Google Groups Are Still Useful
Some very early users of the Internet - not the worldwide web as we know it today - but the Internet from the early 1980s, will have heard of, and likely used, Usenet.
This was the collective name applied to text-based electronic bulletin boards that were used to communicate in the days before the web and email existed, and that are still in use today. The Usenet posts were first collected and organized for worldwide web use in 1995, by a company called Deja News. In 2001, Google bought Deja News and applied their considerable search expertise to Usenet posts. The result is Google Groups.
There are well over 30,000 Google Groups today. These are hosted on servers all over the world, and Google Groups provides a browser-based interface to them, as well as creating searchable archives. From a very clean interface, users may search any of the various subsections of Google Groups.

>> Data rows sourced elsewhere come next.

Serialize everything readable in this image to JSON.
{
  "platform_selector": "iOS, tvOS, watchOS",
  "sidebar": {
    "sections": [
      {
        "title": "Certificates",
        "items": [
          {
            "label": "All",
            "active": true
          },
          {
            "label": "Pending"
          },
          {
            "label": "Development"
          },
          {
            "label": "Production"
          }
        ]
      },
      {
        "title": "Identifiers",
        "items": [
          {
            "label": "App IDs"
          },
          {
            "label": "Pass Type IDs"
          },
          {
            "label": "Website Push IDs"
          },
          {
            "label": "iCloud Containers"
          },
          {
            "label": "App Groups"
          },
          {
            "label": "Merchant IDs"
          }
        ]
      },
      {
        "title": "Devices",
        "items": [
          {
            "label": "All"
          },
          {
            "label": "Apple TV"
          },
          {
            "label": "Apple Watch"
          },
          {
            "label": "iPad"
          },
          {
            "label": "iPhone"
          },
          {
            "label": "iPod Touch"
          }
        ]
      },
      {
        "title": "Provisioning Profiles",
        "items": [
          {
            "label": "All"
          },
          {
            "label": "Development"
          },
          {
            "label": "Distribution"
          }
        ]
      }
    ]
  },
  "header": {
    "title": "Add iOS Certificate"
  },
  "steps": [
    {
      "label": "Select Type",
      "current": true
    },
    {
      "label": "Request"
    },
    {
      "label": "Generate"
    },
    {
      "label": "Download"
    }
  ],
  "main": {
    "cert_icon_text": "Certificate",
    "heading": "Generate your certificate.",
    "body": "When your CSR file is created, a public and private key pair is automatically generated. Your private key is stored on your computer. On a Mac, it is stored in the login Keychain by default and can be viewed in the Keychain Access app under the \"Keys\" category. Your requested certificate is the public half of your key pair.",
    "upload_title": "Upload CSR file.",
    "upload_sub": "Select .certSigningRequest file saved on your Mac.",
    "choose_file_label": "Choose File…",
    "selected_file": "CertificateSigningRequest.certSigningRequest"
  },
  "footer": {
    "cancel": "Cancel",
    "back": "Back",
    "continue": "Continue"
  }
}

In the same way a clothing web site may be divided into sections for men's, women's, and children's wear, Usenet is divided into sections such as biz (business related), comp (computer related), humanities (art, literature related), and so on. From there, subsections may be divided into more specialized sub-topics where necessary.
Sadly, many Google Groups are now spammer hangouts more than anything else. Widely available web access and programs that can automatically post to thousands of newsgroups in just a short while have destroyed much of the original spirit and usefulness of the Usenet groups. And parents need to know that on some sections of Usenet there are some very inappropriate topics that have been started over the years, so they should exercise due caution in protecting their children from those sections.
For those who don't mind a bit of digging through the virtual trash can, there are still many, many useful and active Google Groups, full of friendly, helpful people, so be sure to check out this often-overlooked resource.